SANTA ANA — Despite having pleaded guilty to second-degree murder, Richard H. Bourassa Jr. maintained Wednesday that he accidentally shot a friend to death, and that he said otherwise in court only in hope of winning time at the California Youth Authority instead of prison.
In an hourlong interview at the Orange County Jail, Bourassa, 18, told The Times he is not guilty of murder.
"Not at all," he said firmly.
"The reason I made the plea . . . the judge was letting in stuff that shouldn't be let in," most notably evidence of a hauntingly similar 1986 shooting in which Bourassa shot and killed another friend in the same Anaheim Hills home.
Two days ago Bourassa tearfully told a judge he had deliberately aimed a gun at 17-year-old Christian Wiedepuhl last May 24 and pulled the trigger, knowing death was a possible result.
"That's what I had to say. . . . It wasn't too easy for me to do in court," Bourassa said. "My lawyer explained to me (that) if you're on a battleship and you take a hit, you want to seal off all the rooms if you can, and maybe this way, take less damage. I've been thinking about this for months."
Bourassa had not told the court why he intentionally aimed the gun at his friend, but his attorney explained later that Bourassa was "upset" because Christian had allegedly pointed the loaded, .38-caliber pistol at him first.
Although Bourassa's plea was accepted without promise of a lighter sentence, the former Canyon High School wrestler said Wednesday that he is hoping for a seven-year term at a youth facility. He will undergo a psychological examination to determine whether he should be sentenced to a youth facility, state prison or a combination of both.
In a wide-ranging talk Wednesday morning, Bourassa said he misses Christian, who was mortally wounded by a bullet to the head in an upstairs office of the Bourassa home. It was the same room in which Bourassa, then 13, shot and killed Jeffrey A. Bush on Sept. 12, 1986, as the two boys played with guns. Authorities concluded that shooting was an accident.
"I'm hurt, sad," Bourassa said of his case. "I think I've been treated unfairly by the court system."
He believes his stepfather, Thomas J. Baldwin, should have destroyed his guns after "the first incident." He said that "friends of the family offered to take them and put them in a secure area," but that Baldwin declined.
Despite his mother's insistence that the guns be locked in a cabinet, Bourassa said, Baldwin has refused to do so.
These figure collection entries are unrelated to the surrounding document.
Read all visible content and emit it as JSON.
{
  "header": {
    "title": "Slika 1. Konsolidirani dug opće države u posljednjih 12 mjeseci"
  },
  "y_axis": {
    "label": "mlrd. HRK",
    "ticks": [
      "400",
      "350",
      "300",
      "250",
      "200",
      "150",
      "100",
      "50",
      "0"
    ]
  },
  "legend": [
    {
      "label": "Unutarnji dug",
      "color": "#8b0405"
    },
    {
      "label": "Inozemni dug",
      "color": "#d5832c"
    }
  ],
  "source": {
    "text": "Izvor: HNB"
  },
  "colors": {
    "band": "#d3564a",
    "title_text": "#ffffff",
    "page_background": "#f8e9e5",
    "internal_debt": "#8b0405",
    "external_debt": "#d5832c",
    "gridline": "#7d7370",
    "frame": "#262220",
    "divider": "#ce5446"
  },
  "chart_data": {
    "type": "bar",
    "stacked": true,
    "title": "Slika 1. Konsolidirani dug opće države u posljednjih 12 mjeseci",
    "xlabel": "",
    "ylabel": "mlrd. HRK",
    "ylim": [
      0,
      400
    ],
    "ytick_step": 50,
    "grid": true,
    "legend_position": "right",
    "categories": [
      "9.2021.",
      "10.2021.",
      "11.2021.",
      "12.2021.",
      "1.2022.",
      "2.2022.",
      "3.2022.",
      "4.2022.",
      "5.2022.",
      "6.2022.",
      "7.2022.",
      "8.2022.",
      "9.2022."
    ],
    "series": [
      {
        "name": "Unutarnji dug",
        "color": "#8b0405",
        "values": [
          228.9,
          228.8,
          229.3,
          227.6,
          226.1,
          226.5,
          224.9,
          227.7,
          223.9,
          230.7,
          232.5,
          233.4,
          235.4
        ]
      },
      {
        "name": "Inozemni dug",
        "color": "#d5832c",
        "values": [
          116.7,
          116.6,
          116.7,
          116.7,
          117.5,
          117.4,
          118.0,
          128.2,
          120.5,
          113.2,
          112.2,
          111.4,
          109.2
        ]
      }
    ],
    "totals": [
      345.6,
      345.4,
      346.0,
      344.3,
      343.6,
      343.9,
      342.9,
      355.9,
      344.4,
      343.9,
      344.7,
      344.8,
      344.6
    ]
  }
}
"He offered now to put trigger locks on them," Bourassa said. "He feels very strongly" and "sentimental" about the weapons because they were gifts from Baldwin's grandparents.
Prosecutors had accused Bourassa of shooting Christian while acting out a form of Russian roulette. In his plea, however, Bourassa stated only that he knowingly pointed a loaded, .38-caliber handgun at his friend and pulled the trigger.
On Wednesday, Bourassa described Christian's shooting much as he had in videotaped interviews with Anaheim police in the hours and days after his fellow Canyon High School student was killed. He said Christian had come over after school and they had watched television, then played Nintendo games.
Christian grew bored and asked to look at Baldwin's extensive ham radio set, but instead found and pulled out the pistol, Bourassa said. Bourassa admitted that Christian knew where it was stored--in the headboard of his parents' bed--because he had previously shown it to him and other friends.
"But when I showed him, I was very careful what I did," he said.
Christian "had the gun; he said it was unloaded," Bourassa said. "I'm not stupid; I could see it was loaded. I'm scared of loaded guns."
According to Bourassa, the pair argued after Bourassa demanded that Christian relinquish the pistol. After Bourassa took it from Christian, he said his friend knelt to the carpet to pick up a holster "and it went off."
Authorities have portrayed Bourassa as a troubled, gun-obsessed teen-ager, and several classmates testified last fall that he had pointed guns at them, in the words of one, while "fooling around."
In interviews with police, Bourassa insisted that he was unfamiliar with weapons but said Wednesday that "I did show" two friends "the rifles" owned by his stepfather. As a result of his friends' testimony, he said, he realizes many view him as a twisted killer.
"But a lot of teen-agers had guns," he said, including most of those same friends who spent afternoons shooting at cows in the forestlike landscape outside Anaheim Hills.
After fatally shooting someone, how could he ever pick up a gun again?
"You could say curiosity," Bourassa replied. "I was very careful, very careful." He said his stepfather "offered to teach me about them after the first incident, but I didn't want to know. . . . For a while, I couldn't even face one."